Planting for a Nordic Feel in a British Climate
This is where many UK attempts at Scandinavian gardens go wrong. Transplanting the idea of a Finnish forest directly into a 90 square metre garden in Watford requires adjustment, and the plant list needs to be chosen with British conditions in mind.
The silver birch is the single most important Scandinavian plant choice — and fortunately, it grows well across most of the UK. Multi-stem birches work particularly well in smaller gardens, and in winter, when the white bark dominates, they're outstanding. Plant them where they can be seen from the sauna window and from the kitchen.
The planting beneath and around them should stay simple. Ornamental grasses — Stipa tenuissima, Deschampsia, and Hakonechloa — bring movement and structure year-round. Hardy ferns like Dryopteris and Polystichum fill shadier corners with the forest-floor texture that defines this style. Heather, though a familiar choice, genuinely thrives here, particularly planted around the sauna base in the winter garden.
Lighting, Fire, and Year-Round Use
Scandinavian design is rooted in winter — its creators have spent considerable time working out how to make the darker half of the year liveable outdoors. British garden designers often overlook this, producing gardens that look beautiful in summer and are abandoned by October.
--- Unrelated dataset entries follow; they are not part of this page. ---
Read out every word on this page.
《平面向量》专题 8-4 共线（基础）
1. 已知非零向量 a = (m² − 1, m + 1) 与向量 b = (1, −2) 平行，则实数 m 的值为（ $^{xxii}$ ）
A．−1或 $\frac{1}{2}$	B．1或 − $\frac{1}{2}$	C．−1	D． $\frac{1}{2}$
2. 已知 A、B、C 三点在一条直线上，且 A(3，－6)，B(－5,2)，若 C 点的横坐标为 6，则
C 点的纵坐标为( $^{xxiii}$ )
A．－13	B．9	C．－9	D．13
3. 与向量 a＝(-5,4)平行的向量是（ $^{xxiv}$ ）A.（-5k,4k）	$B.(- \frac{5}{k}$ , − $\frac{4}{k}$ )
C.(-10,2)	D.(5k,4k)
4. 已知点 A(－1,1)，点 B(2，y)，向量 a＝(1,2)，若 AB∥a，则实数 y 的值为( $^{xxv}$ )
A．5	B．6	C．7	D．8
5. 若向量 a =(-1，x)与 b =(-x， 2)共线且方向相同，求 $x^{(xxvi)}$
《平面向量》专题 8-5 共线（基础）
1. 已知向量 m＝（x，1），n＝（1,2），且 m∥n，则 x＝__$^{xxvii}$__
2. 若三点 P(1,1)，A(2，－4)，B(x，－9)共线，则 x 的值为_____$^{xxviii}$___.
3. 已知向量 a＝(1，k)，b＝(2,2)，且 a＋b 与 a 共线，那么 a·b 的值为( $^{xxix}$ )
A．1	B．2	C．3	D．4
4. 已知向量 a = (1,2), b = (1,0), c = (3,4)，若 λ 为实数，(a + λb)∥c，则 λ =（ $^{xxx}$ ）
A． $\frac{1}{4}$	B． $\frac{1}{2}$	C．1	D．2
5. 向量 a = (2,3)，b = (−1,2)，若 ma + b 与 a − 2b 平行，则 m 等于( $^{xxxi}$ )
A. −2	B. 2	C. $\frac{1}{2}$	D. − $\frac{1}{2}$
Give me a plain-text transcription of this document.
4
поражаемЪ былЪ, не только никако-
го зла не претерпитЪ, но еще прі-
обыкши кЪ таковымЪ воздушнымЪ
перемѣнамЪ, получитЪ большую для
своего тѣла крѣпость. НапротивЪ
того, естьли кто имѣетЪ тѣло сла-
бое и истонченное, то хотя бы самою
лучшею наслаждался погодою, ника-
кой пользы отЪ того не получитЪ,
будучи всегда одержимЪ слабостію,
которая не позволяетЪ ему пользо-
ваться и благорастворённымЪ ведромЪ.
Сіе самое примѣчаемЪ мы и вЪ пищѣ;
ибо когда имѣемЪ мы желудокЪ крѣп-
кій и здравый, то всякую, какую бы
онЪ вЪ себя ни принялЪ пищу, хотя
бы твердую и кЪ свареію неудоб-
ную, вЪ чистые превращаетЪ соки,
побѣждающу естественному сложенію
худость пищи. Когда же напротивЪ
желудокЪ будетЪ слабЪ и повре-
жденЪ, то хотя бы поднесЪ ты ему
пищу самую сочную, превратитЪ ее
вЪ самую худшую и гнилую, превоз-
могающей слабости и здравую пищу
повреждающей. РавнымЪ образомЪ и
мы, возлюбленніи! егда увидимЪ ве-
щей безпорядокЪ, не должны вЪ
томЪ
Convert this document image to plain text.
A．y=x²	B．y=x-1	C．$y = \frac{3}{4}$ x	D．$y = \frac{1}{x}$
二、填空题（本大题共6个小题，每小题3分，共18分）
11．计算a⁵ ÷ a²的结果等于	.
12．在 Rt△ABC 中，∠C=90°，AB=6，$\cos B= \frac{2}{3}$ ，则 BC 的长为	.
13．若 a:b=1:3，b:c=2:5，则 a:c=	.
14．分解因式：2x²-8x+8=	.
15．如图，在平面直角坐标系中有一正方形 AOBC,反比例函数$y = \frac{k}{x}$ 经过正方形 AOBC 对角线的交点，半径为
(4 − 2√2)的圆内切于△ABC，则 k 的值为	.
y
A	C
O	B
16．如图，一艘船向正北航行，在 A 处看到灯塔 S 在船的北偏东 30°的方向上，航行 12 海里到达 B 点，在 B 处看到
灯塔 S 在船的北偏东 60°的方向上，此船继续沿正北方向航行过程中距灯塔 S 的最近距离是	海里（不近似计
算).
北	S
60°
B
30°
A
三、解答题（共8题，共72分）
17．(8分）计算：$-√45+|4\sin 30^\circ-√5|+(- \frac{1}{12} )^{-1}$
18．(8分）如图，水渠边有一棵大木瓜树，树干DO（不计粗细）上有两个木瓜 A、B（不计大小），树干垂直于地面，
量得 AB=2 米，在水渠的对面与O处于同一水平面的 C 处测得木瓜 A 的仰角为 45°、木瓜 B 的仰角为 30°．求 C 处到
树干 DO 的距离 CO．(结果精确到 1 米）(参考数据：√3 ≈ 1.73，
A genuinely useful Nordic retreat is designed to carry you through the darker months.
Lighting makes the biggest difference. Warm, amber light only — never cool or bluish. Low bollards along the path from the house to the sauna, uplighting into birch canopies, and LED strips tucked beneath benches make the garden navigable and atmospheric after dark. A few well-placed lanterns with real or convincing flame effects add the flicker a winter garden needs.
Fire is essential. A steel fire bowl, a Corten gas fire pit, or a built-in chiminea near the sauna provides a second heat source and a natural gathering point between sauna sessions. Sitting outside wrapped in a throw by an open fire is central to the experience — nothing else achieves quite the same effect.
Furniture, Textiles, and the Details
Furniture should look chosen piece by piece rather than purchased as a set. A solid-wood bench, a small side table for drinks, and a couple of sheepskins contribute far more to the atmosphere than a matching outdoor sofa arrangement. Everything should feel tactile and robust — the kind of things that could reasonably be left outside under a cover.
Textiles matter more than most people expect. A stack of folded linen towels, wool throws in warm grey or dark brown, and a sauna hat hanging near the door transform the space from a sauna-plus-garden into a genuine retreat. These are the details that guests notice and photographs capture, and they cost very little compared to the hardscaping.
Bringing It All Together
What makes a Scandinavian-style garden retreat work so well is that everything within it serves one coherent idea. The sauna, the materials, the plants, the lighting, and even the textile details all speak the same quiet language — and the result feels far more considered and peaceful than the sum of its parts.
The temptation in British gardens is always to add more: another feature, another color, another piece of furniture. The Scandinavian approach is the opposite — remove rather than add, and let what remains do more work. Done well, even a small garden with an outdoor sauna at its center can feel like somewhere you'd pay to visit, rather than simply somewhere you live.